Do you have any idea how much a subconscious works to cope with chronic, persistent pain? I had no idea, but now that my pain is ending—yes, there’s an end in sight—I realize how every interaction I’ve had, every choice I’ve made for all these years has had the undercurrent of this pain underneath, calling the shots. I thought that was just the case since 2017 when I busted my knees. But it’s been there for the duration of my kid’s life. CJ has never had a mom not in pain. And that’s a fucking shame. It’s part of being a woman, of being strong, of taking care of the things no one else wants to deal with. Which is absolute bullshit. This is one of those things that doesn’t get treated because women’s health issues are under-researched and dismissed.
Those joints my physical therapist popped back into place? They’d likely been out of place that entire time. Imagine walking around with your shoulders dislocated for two decades.
Tomorrow I’ll turn 51 after a year of revelations, realizations, loses, gains, and so many surprises. And for once I’m glad to welcome a new year. This day usually involves a lot of dread. Today is the 32nd anniversary of my grandmother’s death. Monday is the first anniversary of my grandfather’s death. In between those deaths is my life. A life that’s now clear and bright, with the glimmer of hope that, when I’m in New Orleans next month, I’ll be strolling through Marigny, in search of another stupid tattoo or a witch to befriend, without leaning against the streetlamps, pressing their metal into the knot, willing away a pain that lasted for so long and was so deep it was a part of the fiber of my being.

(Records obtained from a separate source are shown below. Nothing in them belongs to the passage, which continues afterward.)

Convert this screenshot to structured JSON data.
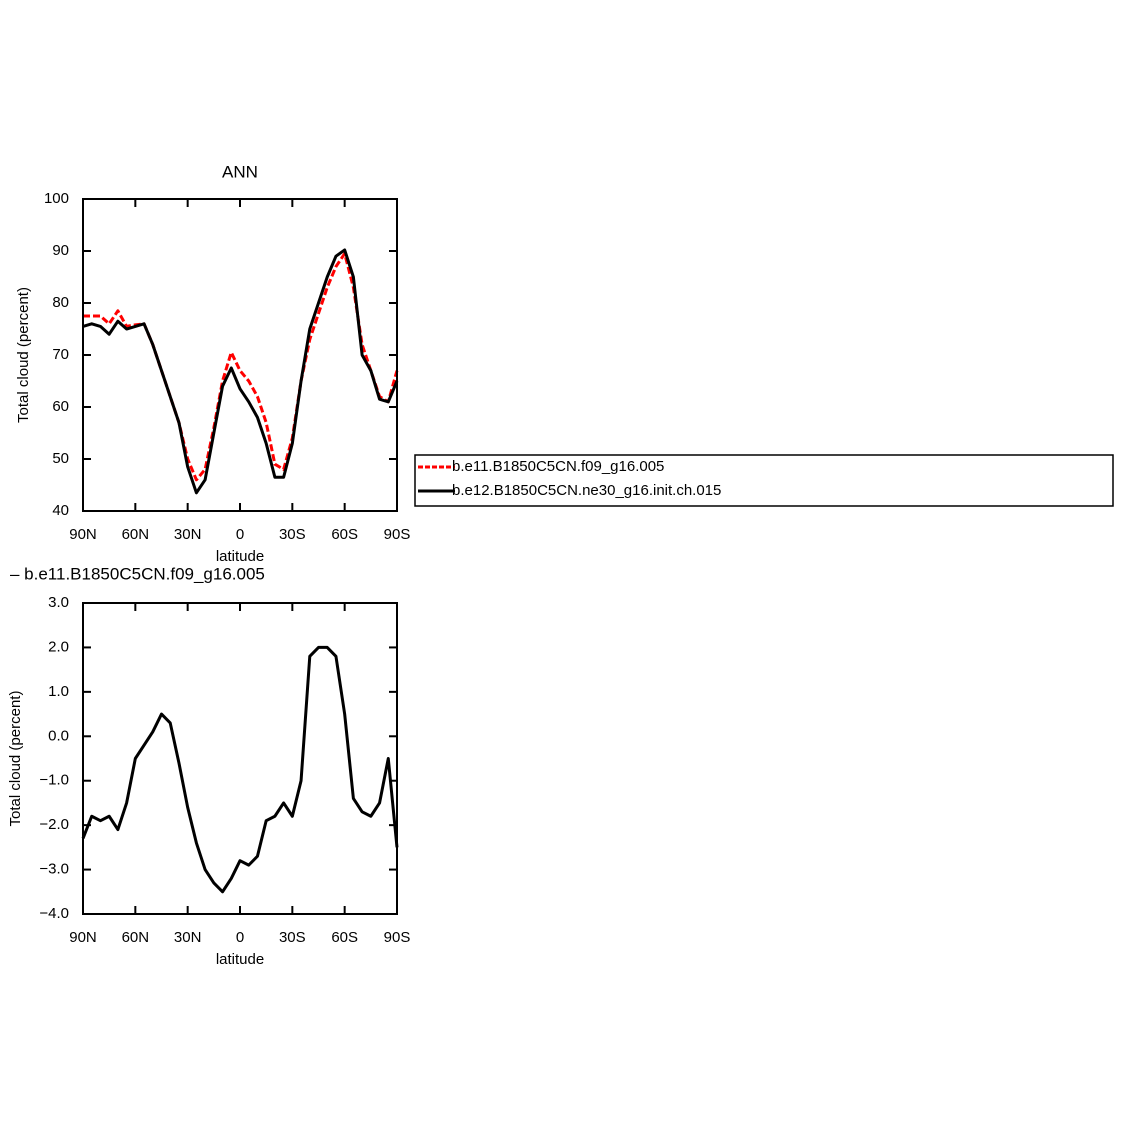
{
  "chart_data": [
    {
      "type": "line",
      "title": "ANN",
      "x_label": "latitude",
      "y_label": "Total cloud (percent)",
      "x": [
        90,
        85,
        80,
        75,
        70,
        65,
        60,
        55,
        50,
        45,
        40,
        35,
        30,
        25,
        20,
        15,
        10,
        5,
        0,
        -5,
        -10,
        -15,
        -20,
        -25,
        -30,
        -35,
        -40,
        -45,
        -50,
        -55,
        -60,
        -65,
        -70,
        -75,
        -80,
        -85,
        -90
      ],
      "series": [
        {
          "name": "b.e11.B1850C5CN.f09_g16.005",
          "color": "#ff0000",
          "dash": true,
          "values": [
            77.5,
            77.5,
            77.5,
            76,
            78.5,
            75.5,
            75.8,
            76,
            72,
            67,
            62,
            57,
            50,
            46,
            48,
            56,
            65,
            70.5,
            67,
            65,
            62,
            57,
            49,
            48,
            54,
            65,
            73,
            78,
            83,
            87,
            89.5,
            83,
            72,
            67,
            62,
            61,
            67
          ]
        },
        {
          "name": "b.e12.B1850C5CN.ne30_g16.init.ch.015",
          "color": "#000000",
          "dash": false,
          "values": [
            75.5,
            76,
            75.5,
            74,
            76.5,
            75,
            75.5,
            76,
            72,
            67,
            62,
            57,
            48.5,
            43.5,
            46,
            55,
            64,
            67.5,
            63.5,
            61,
            58,
            53,
            46.5,
            46.5,
            53,
            65,
            75,
            80,
            85,
            89,
            90.2,
            85,
            70,
            67,
            61.5,
            61,
            65
          ]
        }
      ],
      "xlim": [
        90,
        -90
      ],
      "ylim": [
        40,
        100
      ],
      "xticks": [
        {
          "value": 90,
          "label": "90N"
        },
        {
          "value": 60,
          "label": "60N"
        },
        {
          "value": 30,
          "label": "30N"
        },
        0,
        {
          "value": -30,
          "label": "30S"
        },
        {
          "value": -60,
          "label": "60S"
        },
        {
          "value": -90,
          "label": "90S"
        }
      ],
      "yticks": [
        40,
        50,
        60,
        70,
        80,
        90,
        100
      ],
      "legend": "right"
    },
    {
      "type": "line",
      "title": "– b.e11.B1850C5CN.f09_g16.005",
      "x_label": "latitude",
      "y_label": "Total cloud (percent)",
      "x": [
        90,
        85,
        80,
        75,
        70,
        65,
        60,
        55,
        50,
        45,
        40,
        35,
        30,
        25,
        20,
        15,
        10,
        5,
        0,
        -5,
        -10,
        -15,
        -20,
        -25,
        -30,
        -35,
        -40,
        -45,
        -50,
        -55,
        -60,
        -65,
        -70,
        -75,
        -80,
        -85,
        -90
      ],
      "series": [
        {
          "color": "#000000",
          "dash": false,
          "values": [
            -2.3,
            -1.8,
            -1.9,
            -1.8,
            -2.1,
            -1.5,
            -0.5,
            -0.2,
            0.1,
            0.5,
            0.3,
            -0.6,
            -1.6,
            -2.4,
            -3.0,
            -3.3,
            -3.5,
            -3.2,
            -2.8,
            -2.9,
            -2.7,
            -1.9,
            -1.8,
            -1.5,
            -1.8,
            -1.0,
            1.8,
            2.0,
            2.0,
            1.8,
            0.5,
            -1.4,
            -1.7,
            -1.8,
            -1.5,
            -0.5,
            -2.5
          ]
        }
      ],
      "xlim": [
        90,
        -90
      ],
      "ylim": [
        -4,
        3
      ],
      "xticks": [
        {
          "value": 90,
          "label": "90N"
        },
        {
          "value": 60,
          "label": "60N"
        },
        {
          "value": 30,
          "label": "30N"
        },
        0,
        {
          "value": -30,
          "label": "30S"
        },
        {
          "value": -60,
          "label": "60S"
        },
        {
          "value": -90,
          "label": "90S"
        }
      ],
      "yticks": [
        {
          "value": -4,
          "label": "−4.0"
        },
        {
          "value": -3,
          "label": "−3.0"
        },
        {
          "value": -2,
          "label": "−2.0"
        },
        {
          "value": -1,
          "label": "−1.0"
        },
        {
          "value": 0,
          "label": "0.0"
        },
        {
          "value": 1,
          "label": "1.0"
        },
        {
          "value": 2,
          "label": "2.0"
        },
        {
          "value": 3,
          "label": "3.0"
        }
      ]
    }
  ]
}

I’m celebrating with friends and drinks and burgers at Club Tee Gee tomorrow, and I will not be the girl crying in the bar again. I might have another chair reject me, and if so I’ll just go with it again. Now that every fall doesn’t potentially lead to disability and unmanageable pain, the cloud is lifting and it’s a new year.
I’m so happy for you! I’m also so angry at your doctors for missing this, all this time. I hope you have a fabulous birthday. I feel like this healing is going to free you in magical ways and I can’t wait to read about it.